# Crustless Apple Pie with a Different Twist



## SeniorSitizen (Sep 10, 2012)

Added to my food folder, for dessert, is the crustless apple pie my wife makes but with this one she suggested sprinkling a little Granola on top. WOW and good gawd i could make this.



1 apple sliced thin
about 2 tsp sugar - adjust to taste - less if possible

sprinkle a little cinnamon to taste
stir and microwave in a cereal bowl for bout 3 minutes on hi
remove from microwave and sprinkle on Granola cereal until it looks right


Not pictured is the very small bowl of vanilla ice cream chaser.:vs_laugh:


----------



## Startingover (Apr 18, 2012)

I love easy quick desserts at night after I’ve begun the day acting all superior and only buying veggies at the store. 9 pm, watching TV I’m sad there’s no snacks in the house.


----------



## wooleybooger (Feb 23, 2019)

Startingover said:


> I love easy quick desserts at night after I’ve begun the day acting all superior........

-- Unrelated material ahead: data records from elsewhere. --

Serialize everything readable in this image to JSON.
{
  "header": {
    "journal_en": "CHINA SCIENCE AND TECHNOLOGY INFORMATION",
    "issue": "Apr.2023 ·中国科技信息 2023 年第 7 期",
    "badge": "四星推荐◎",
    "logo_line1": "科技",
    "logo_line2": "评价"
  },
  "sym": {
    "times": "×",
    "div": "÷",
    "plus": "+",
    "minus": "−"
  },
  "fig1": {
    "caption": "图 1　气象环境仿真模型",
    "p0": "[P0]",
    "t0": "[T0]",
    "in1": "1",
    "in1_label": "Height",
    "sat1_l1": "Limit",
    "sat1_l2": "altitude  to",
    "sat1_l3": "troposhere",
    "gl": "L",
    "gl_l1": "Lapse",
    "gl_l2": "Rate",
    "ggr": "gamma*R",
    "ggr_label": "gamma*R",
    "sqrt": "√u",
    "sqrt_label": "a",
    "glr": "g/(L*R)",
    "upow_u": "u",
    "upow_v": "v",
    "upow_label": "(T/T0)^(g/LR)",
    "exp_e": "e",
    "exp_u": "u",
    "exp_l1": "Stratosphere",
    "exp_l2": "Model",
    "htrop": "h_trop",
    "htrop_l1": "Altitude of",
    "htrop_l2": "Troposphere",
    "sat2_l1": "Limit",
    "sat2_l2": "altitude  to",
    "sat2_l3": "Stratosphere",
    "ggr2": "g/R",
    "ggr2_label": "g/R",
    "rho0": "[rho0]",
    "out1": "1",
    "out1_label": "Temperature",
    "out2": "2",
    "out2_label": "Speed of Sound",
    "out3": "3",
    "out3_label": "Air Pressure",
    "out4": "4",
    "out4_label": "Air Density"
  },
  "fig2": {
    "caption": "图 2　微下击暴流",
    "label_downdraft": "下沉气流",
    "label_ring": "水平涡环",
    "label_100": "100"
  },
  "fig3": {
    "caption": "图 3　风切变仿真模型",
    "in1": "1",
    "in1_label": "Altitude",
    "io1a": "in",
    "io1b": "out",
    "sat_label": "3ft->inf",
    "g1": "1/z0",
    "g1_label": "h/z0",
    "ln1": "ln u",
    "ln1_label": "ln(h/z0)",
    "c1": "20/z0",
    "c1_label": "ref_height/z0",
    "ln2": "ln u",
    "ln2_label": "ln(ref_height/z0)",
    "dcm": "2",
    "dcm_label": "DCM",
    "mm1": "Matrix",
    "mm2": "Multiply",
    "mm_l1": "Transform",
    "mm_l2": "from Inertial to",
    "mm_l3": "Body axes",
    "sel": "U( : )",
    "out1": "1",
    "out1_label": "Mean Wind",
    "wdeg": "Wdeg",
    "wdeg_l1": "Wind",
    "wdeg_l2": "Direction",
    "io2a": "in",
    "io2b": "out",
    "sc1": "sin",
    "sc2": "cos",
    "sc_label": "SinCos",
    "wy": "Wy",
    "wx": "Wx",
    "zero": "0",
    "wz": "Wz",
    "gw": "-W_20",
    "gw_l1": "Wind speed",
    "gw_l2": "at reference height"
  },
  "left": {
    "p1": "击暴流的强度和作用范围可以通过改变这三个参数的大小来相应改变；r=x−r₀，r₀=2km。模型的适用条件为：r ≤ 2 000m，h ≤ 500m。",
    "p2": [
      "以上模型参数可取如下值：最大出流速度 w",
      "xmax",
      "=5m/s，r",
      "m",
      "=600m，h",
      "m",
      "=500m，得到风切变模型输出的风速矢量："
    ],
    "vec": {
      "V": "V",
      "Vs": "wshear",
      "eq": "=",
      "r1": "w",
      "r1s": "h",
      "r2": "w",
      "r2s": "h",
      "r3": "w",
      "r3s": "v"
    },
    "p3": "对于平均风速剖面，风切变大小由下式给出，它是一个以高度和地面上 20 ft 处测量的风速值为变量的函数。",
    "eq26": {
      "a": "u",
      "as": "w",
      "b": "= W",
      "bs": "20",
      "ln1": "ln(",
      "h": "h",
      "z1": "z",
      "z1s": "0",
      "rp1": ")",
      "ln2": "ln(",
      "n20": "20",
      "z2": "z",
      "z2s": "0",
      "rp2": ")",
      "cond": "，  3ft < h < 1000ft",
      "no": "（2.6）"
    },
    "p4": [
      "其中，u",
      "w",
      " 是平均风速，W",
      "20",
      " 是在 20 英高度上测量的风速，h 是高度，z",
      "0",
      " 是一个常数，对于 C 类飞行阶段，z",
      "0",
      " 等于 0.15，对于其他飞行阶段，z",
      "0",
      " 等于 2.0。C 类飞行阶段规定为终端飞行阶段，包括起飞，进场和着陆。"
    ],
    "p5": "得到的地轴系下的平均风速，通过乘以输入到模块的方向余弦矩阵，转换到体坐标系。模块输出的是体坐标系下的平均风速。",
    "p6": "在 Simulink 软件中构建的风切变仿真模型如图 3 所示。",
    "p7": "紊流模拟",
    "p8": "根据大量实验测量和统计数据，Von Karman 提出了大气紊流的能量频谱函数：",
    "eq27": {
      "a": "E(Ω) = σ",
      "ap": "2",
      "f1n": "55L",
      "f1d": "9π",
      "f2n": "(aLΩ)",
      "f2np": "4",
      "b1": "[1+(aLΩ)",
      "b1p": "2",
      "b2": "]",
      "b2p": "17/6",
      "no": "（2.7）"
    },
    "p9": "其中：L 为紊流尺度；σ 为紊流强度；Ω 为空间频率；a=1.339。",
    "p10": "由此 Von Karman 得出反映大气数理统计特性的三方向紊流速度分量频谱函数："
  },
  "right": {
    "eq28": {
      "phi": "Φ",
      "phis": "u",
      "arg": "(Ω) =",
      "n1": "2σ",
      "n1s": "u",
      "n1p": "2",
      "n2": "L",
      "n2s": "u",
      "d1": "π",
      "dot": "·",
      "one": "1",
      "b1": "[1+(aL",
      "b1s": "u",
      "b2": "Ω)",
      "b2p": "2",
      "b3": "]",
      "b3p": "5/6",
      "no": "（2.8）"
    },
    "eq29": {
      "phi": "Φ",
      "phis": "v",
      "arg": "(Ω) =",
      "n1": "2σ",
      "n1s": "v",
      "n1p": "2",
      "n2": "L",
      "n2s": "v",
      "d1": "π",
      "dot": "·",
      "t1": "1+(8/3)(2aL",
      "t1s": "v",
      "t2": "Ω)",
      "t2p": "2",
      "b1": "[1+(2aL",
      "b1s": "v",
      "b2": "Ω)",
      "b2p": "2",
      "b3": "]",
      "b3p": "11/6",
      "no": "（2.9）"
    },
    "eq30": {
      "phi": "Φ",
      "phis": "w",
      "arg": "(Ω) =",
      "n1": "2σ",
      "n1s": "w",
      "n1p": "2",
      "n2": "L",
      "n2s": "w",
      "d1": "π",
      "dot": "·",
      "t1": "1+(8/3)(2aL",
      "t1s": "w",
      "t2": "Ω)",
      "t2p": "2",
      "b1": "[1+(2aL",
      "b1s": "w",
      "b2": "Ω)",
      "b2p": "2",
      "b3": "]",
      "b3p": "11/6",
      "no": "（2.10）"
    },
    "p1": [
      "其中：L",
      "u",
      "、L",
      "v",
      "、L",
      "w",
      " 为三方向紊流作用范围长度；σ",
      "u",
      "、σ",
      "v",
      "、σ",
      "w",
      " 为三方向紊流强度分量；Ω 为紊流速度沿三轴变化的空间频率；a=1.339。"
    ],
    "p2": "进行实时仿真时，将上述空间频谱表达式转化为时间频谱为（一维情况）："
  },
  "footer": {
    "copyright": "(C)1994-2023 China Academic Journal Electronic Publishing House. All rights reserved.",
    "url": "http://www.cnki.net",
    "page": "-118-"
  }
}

:vs_laugh: :vs_laugh: :vs_laugh:

You knew that was coming huh?


----------



## SeniorSitizen (Sep 10, 2012)

After a long hard day there's nothing like letting your hair down and taking the mask off.


----------



## Nik333 (Mar 1, 2015)

Startingover said:


> I love easy quick desserts at night after I’ve begun the day acting all superior and only buying veggies at the store. 9 pm, watching TV I’m sad there’s no snacks in the house.



Do you have sugar, butter or cocoa? Potatoes? Apples? I can think of lots of snacks to make.:smile:


----------



## huesmann (Aug 18, 2011)

crustless pie = cobbler :vs_laugh:


----------



## SeniorSitizen (Sep 10, 2012)

huesmann said:


> crustless pie = cobbler :vs_laugh:


That's about 2 miles above my pay grade.


----------



## wooleybooger (Feb 23, 2019)

cobbler = upside down pie. :biggrin2:


----------